Chers Amis,
Le Conseil de La Santé Mentale d'Australie a récemment
publié un rapport intitulé Où Il y a de la Fumée - le Cannabis et la Santé
mentale. Le rapport examine l'ensemble des preuves s’accumulant sur le
lien entre la maladie mentale et le cannabis. Il confirme ce que nos
observations nous ont dit au cours des 30 dernières années environ et c'est
que fumer de la Marijuana vous rend fou.
De fortes associations entre l'usage du cannabis et
la maladie mentale ont été de plus en plus souvent trouvées et quoiqu’on
s’arrête juste à court de prouver le lien causal, la preuve suggère de plus
en plus que l'usage croissant particulièrement par ceux qui commencent à un
jeune âge augmente le risque de la maladie mentale.
Le rapport dit que :
Il y a une évidence
d'une vulnérabilité génétique à la psychose étant, en effet, déclenchée
par l'usage de cannabis.
Néanmoins, le
contexte social dans lequel l'usage de cannabis est fait, contribue clairement
à la forte association entre la consommation de cannabis et la maladie mentale.
L'évidence montre que si vous avez une prédisposition
génétique à une maladie mentale quelconque alors vous serez probablement plus
sujet à souffrir de la maladie mentale si vous consommez du cannabis.
En résumé, l'évidence montre que :
· l'usage de Cannabis précipite la schizophrénie
chez les gens dont les antécédents familiaux incluent cette maladie mentale.
· Il y a des 2-3 fois plus d'incidence de symptômes
psychotiques parmi ceux qui ont utilisé du cannabis, cependant, les données épidémiologiques
montrent que l'on ne peut pas considérer le cannabis comme un facteur causal
principal.
· l'usage plus fréquent de cannabis est associé
aux taux de rechute plus élevés pour les gens avec une psychose et des symptômes
plus sévères ont été associés au risque accru de la rechute de cannabis.

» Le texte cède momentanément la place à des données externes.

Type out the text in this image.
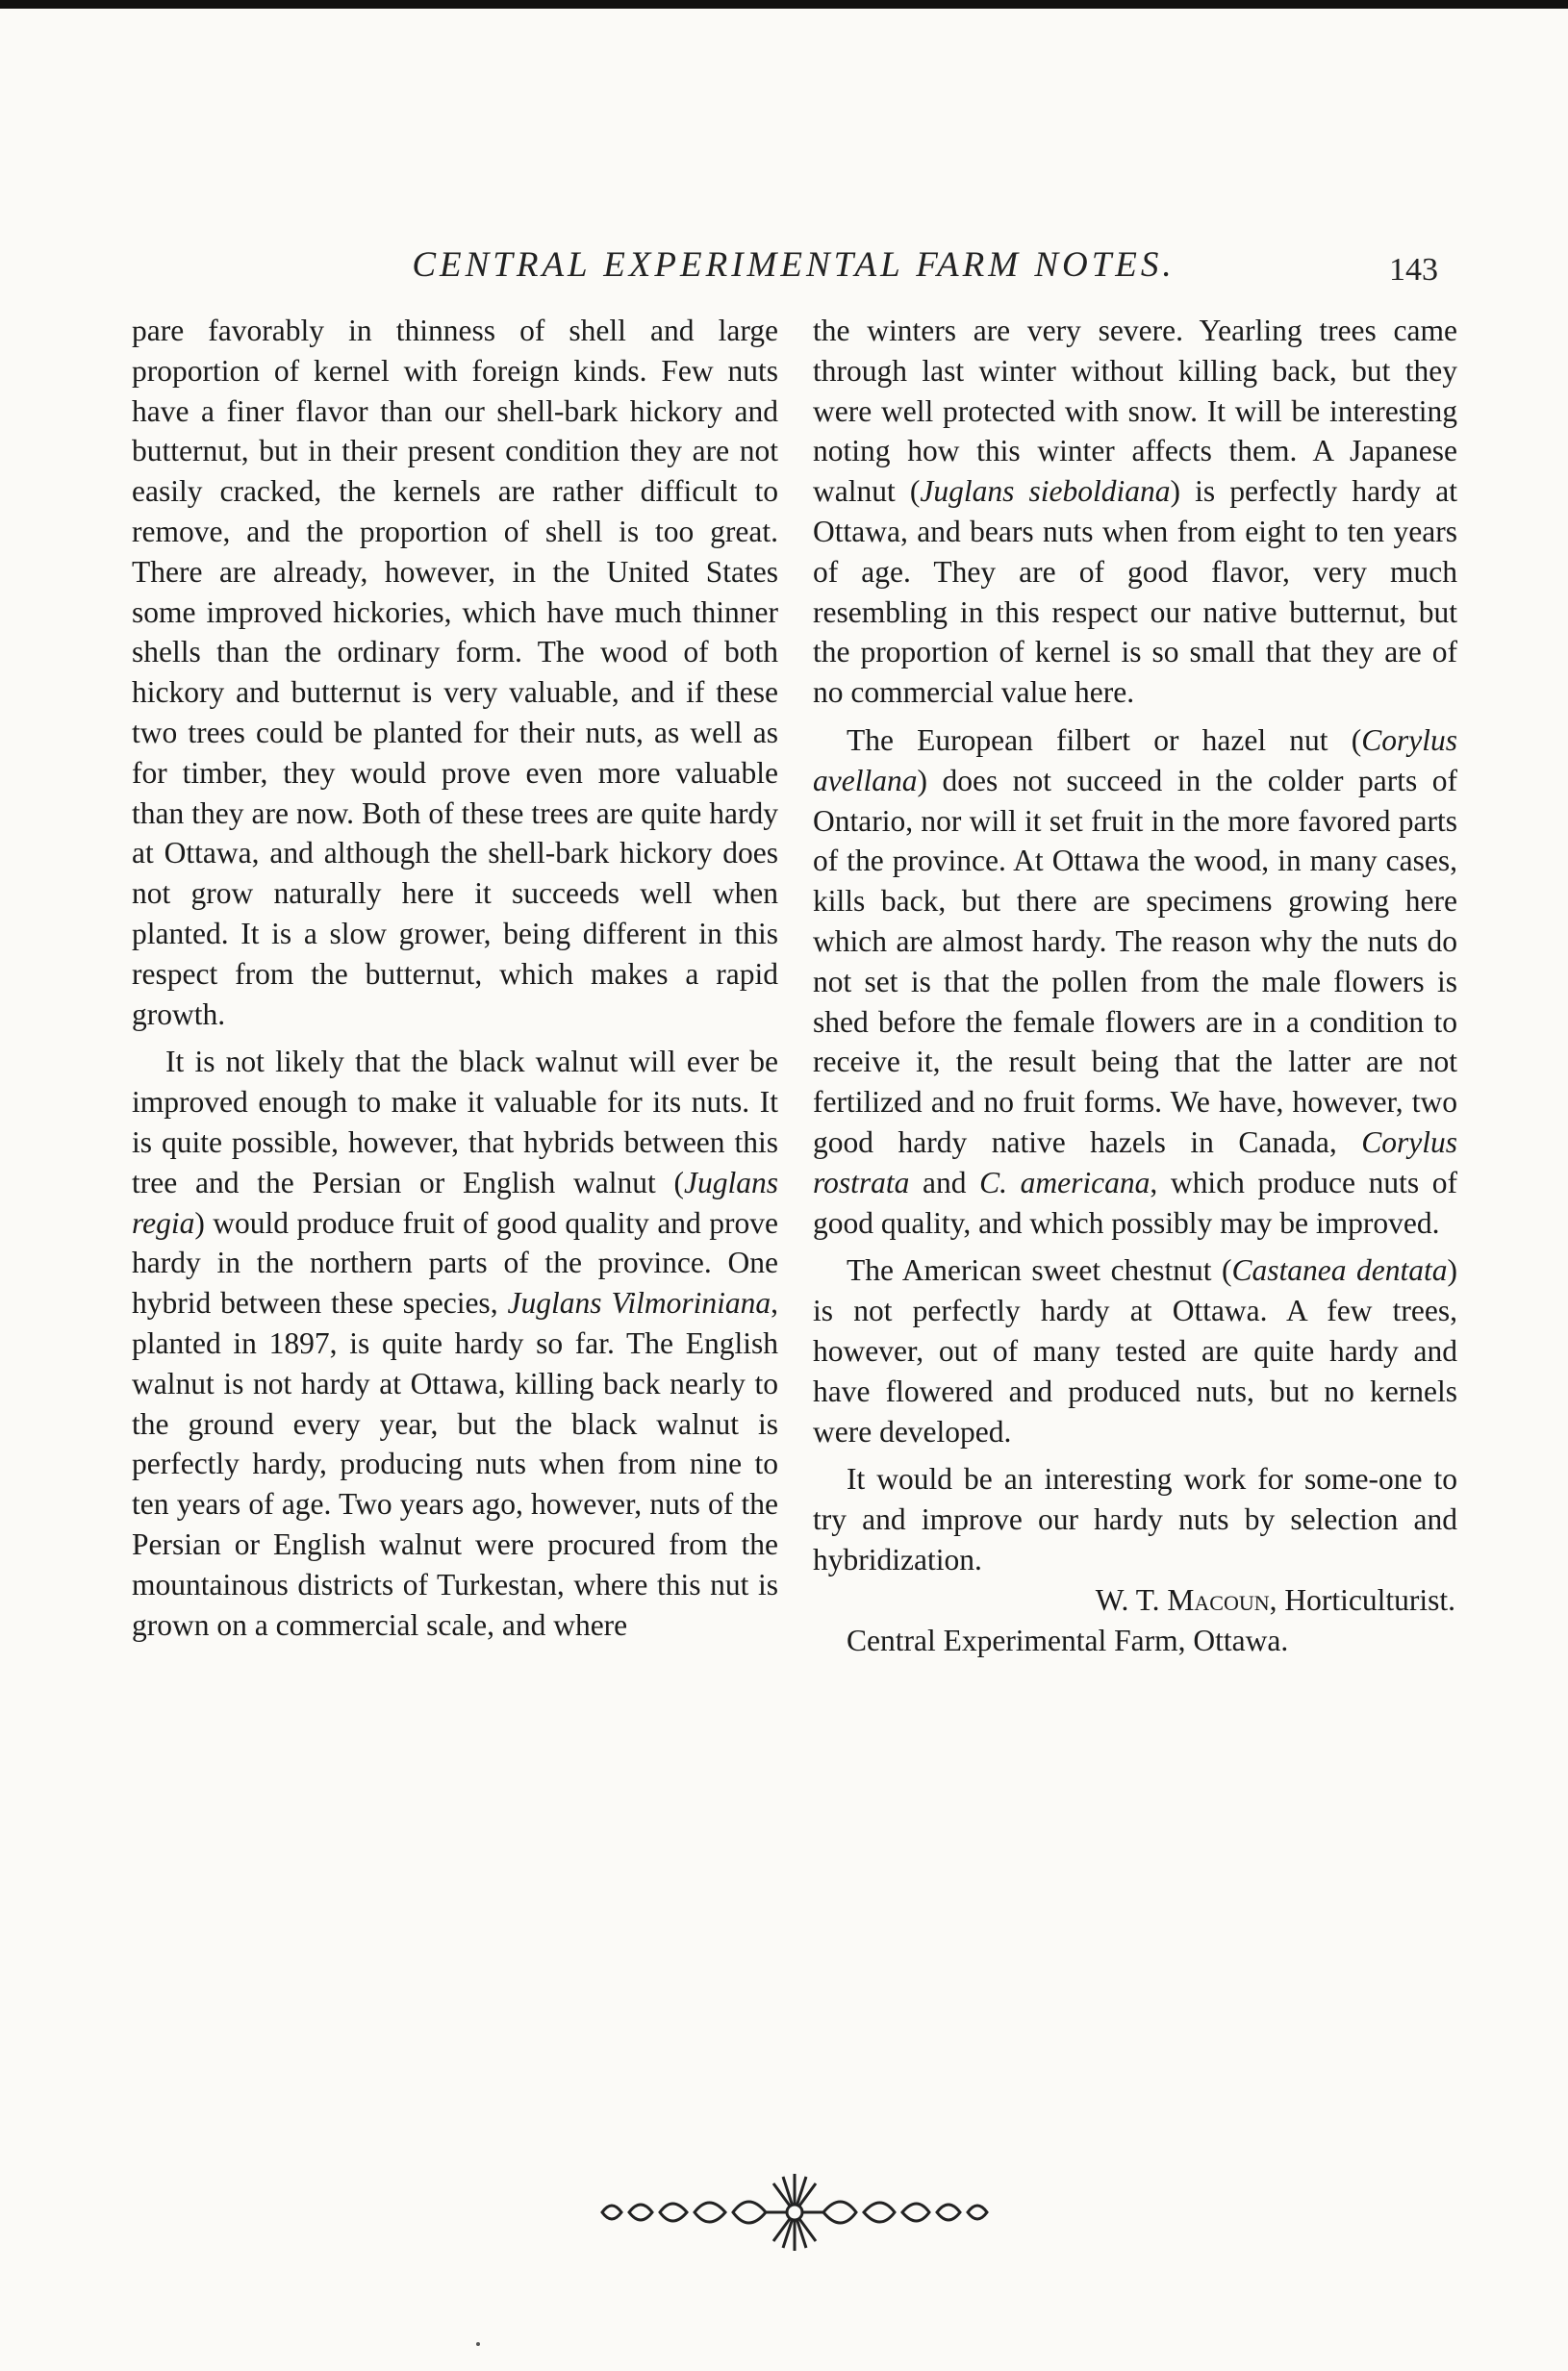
CENTRAL EXPERIMENTAL FARM NOTES.	143

pare favorably in thinness of shell and large proportion of kernel with foreign kinds. Few nuts have a finer flavor than our shell-bark hickory and butternut, but in their present condition they are not easily cracked, the kernels are rather difficult to remove, and the proportion of shell is too great. There are already, however, in the United States some improved hickories, which have much thinner shells than the ordinary form. The wood of both hickory and butternut is very valuable, and if these two trees could be planted for their nuts, as well as for timber, they would prove even more valuable than they are now. Both of these trees are quite hardy at Ottawa, and although the shell-bark hickory does not grow naturally here it succeeds well when planted. It is a slow grower, being different in this respect from the butternut, which makes a rapid growth.

It is not likely that the black walnut will ever be improved enough to make it valuable for its nuts. It is quite possible, however, that hybrids between this tree and the Persian or English walnut (Juglans regia) would produce fruit of good quality and prove hardy in the northern parts of the province. One hybrid between these species, Juglans Vilmoriniana, planted in 1897, is quite hardy so far. The English walnut is not hardy at Ottawa, killing back nearly to the ground every year, but the black walnut is perfectly hardy, producing nuts when from nine to ten years of age. Two years ago, however, nuts of the Persian or English walnut were procured from the mountainous districts of Turkestan, where this nut is grown on a commercial scale, and where

the winters are very severe. Yearling trees came through last winter without killing back, but they were well protected with snow. It will be interesting noting how this winter affects them. A Japanese walnut (Juglans sieboldiana) is perfectly hardy at Ottawa, and bears nuts when from eight to ten years of age. They are of good flavor, very much resembling in this respect our native butternut, but the proportion of kernel is so small that they are of no commercial value here.

The European filbert or hazel nut (Corylus avellana) does not succeed in the colder parts of Ontario, nor will it set fruit in the more favored parts of the province. At Ottawa the wood, in many cases, kills back, but there are specimens growing here which are almost hardy. The reason why the nuts do not set is that the pollen from the male flowers is shed before the female flowers are in a condition to receive it, the result being that the latter are not fertilized and no fruit forms. We have, however, two good hardy native hazels in Canada, Corylus rostrata and C. americana, which produce nuts of good quality, and which possibly may be improved.

The American sweet chestnut (Castanea dentata) is not perfectly hardy at Ottawa. A few trees, however, out of many tested are quite hardy and have flowered and produced nuts, but no kernels were developed.

It would be an interesting work for some-one to try and improve our hardy nuts by selection and hybridization.

W. T. Macoun, Horticulturist.

Central Experimental Farm, Ottawa.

· le Cannabis peut induire des symptômes
semblables à la schizophrénie chez des individus autrement sains
· Il y a peu d'évidence pour soutenir l'idée que
les gens commencent l’usage de cannabis à cause de la maladie préexistante,
cependant cela peut être un facteur dans la continuation de l'usage du cannabis
(pour soulager les symptômes)
· Il n'y a aucun lien causal clair entre le
cannabis et la dépression. Cependant, il semble y avoir un lien entre l’usage
précoce et régulier et la dépression ultérieure.
· le lien entre le suicide et l’usage de cannabis
reste à être clarifié
· Il y a eu trop peu de recherche sur les liens
entre le cannabis et d'autres maladies mentales comme le désordre bipolaire et
les désordres de personnalité pour tirer des conclusions.
· Il n'y a aucun doute que les gros fumeurs de
cannabis subissent un dommage cognitif significatif pendant une période jusqu'à
une semaine après la cessation de l’usage mais il ne semble pas y avoir un
dommage cognitif durable ou irréversible.
Il n'existe pas comme tel un usage sécuritaire. Si
vous en faites l'usage, alors vous êtes affectés jusqu'à une semaine après
que vous vous arrêtez, même si vous ne subissez pas de dommages à long terme.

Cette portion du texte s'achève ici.